A new teacher then becomes a government employee working at a government school.
This means many things, all bad for the students and their parents. This new
government employee will not get paid even a penny more for doing a good job, so
there is not an incentive to do a good job. I’m sure some teachers overcome this but
from my experience and observation that eager willingness to be an excellent teacher s
moderates over the years and then eventually dies. Teachers that work beyond the
union contract are routinely criticized by other teachers for doing so. It’s just plain old
common sense to be responsive to financial incentives, and when there are none, most
people will eventually fall in with the crowd.

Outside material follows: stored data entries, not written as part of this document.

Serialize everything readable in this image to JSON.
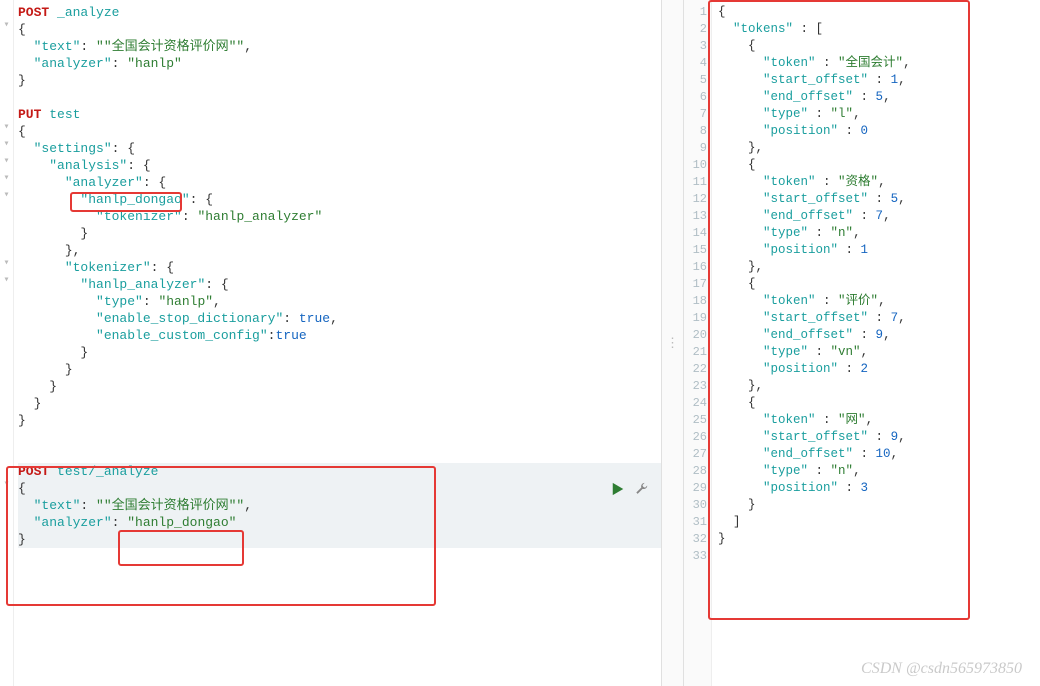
{
  "watermark": "CSDN @csdn565973850",
  "left": {
    "req1": {
      "method": "POST",
      "path": "_analyze",
      "body_text_key": "\"text\"",
      "body_text_val": "\"\"全国会计资格评价网\"\"",
      "body_analyzer_key": "\"analyzer\"",
      "body_analyzer_val": "\"hanlp\""
    },
    "req2": {
      "method": "PUT",
      "path": "test",
      "settings_key": "\"settings\"",
      "analysis_key": "\"analysis\"",
      "analyzer_key": "\"analyzer\"",
      "hanlp_dongao_key": "\"hanlp_dongao\"",
      "tokenizer_key_inner": "\"tokenizer\"",
      "tokenizer_val_inner": "\"hanlp_analyzer\"",
      "tokenizer_key": "\"tokenizer\"",
      "hanlp_analyzer_key": "\"hanlp_analyzer\"",
      "type_key": "\"type\"",
      "type_val": "\"hanlp\"",
      "enable_stop_key": "\"enable_stop_dictionary\"",
      "enable_stop_val": "true",
      "enable_custom_key": "\"enable_custom_config\"",
      "enable_custom_val": "true"
    },
    "req3": {
      "method": "POST",
      "path": "test/_analyze",
      "body_text_key": "\"text\"",
      "body_text_val": "\"\"全国会计资格评价网\"\"",
      "body_analyzer_key": "\"analyzer\"",
      "body_analyzer_val": "\"hanlp_dongao\""
    }
  },
  "right": {
    "tokens_key": "\"tokens\"",
    "tokens": [
      {
        "token": "\"全国会计\"",
        "start_offset": "1",
        "end_offset": "5",
        "type": "\"l\"",
        "position": "0"
      },
      {
        "token": "\"资格\"",
        "start_offset": "5",
        "end_offset": "7",
        "type": "\"n\"",
        "position": "1"
      },
      {
        "token": "\"评价\"",
        "start_offset": "7",
        "end_offset": "9",
        "type": "\"vn\"",
        "position": "2"
      },
      {
        "token": "\"网\"",
        "start_offset": "9",
        "end_offset": "10",
        "type": "\"n\"",
        "position": "3"
      }
    ],
    "labels": {
      "token": "\"token\"",
      "start_offset": "\"start_offset\"",
      "end_offset": "\"end_offset\"",
      "type": "\"type\"",
      "position": "\"position\""
    },
    "line_numbers": [
      "1",
      "2",
      "3",
      "4",
      "5",
      "6",
      "7",
      "8",
      "9",
      "10",
      "11",
      "12",
      "13",
      "14",
      "15",
      "16",
      "17",
      "18",
      "19",
      "20",
      "21",
      "22",
      "23",
      "24",
      "25",
      "26",
      "27",
      "28",
      "29",
      "30",
      "31",
      "32",
      "33"
    ]
  }
}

Probably more important than having no incentive to be good, there is no penalty for
being bad. A tenured teacher cannot be fired. Sure the teachers union says that there
are procedures to fire incompetent teachers, but the hurdles are so high it hardly ever
happens. In NYC they put these really bad teachers in a “rubber room”, a room of really
bad teachers, receiving full pay, but having no one to teach. It costs $250,000-
$450,000 to fire a teacher in California, so a firing rarely happens and only 2 teachers
were fired there last year.

At the beginning of this essay, I said that I don’t have a practical solution to this
education problem, but there is a theoretical solution and that is vouchers. Vouchers are
given to parents and can be redeemed at a school of their choice-a good school. Right
now the students are confined to a failed public school system. Vouchers would
revolutionize the public school system as they would have to successfully compete or
go out of business. The unionized public school teachers and their Democratic partners
will never let this happen, at least in Minnesota.

A voucher system would be good for taxpayers, it would be good for parents of school-aged children, it would be good for the community at large that would get a better-educated graduate. It would be good for all of the stakeholders in community k-12 education but would be a disaster for public school teachers and the Democratic party that they currently finance. The union is acutely aware of this fact, but the public is not,
and therefore change is problematic.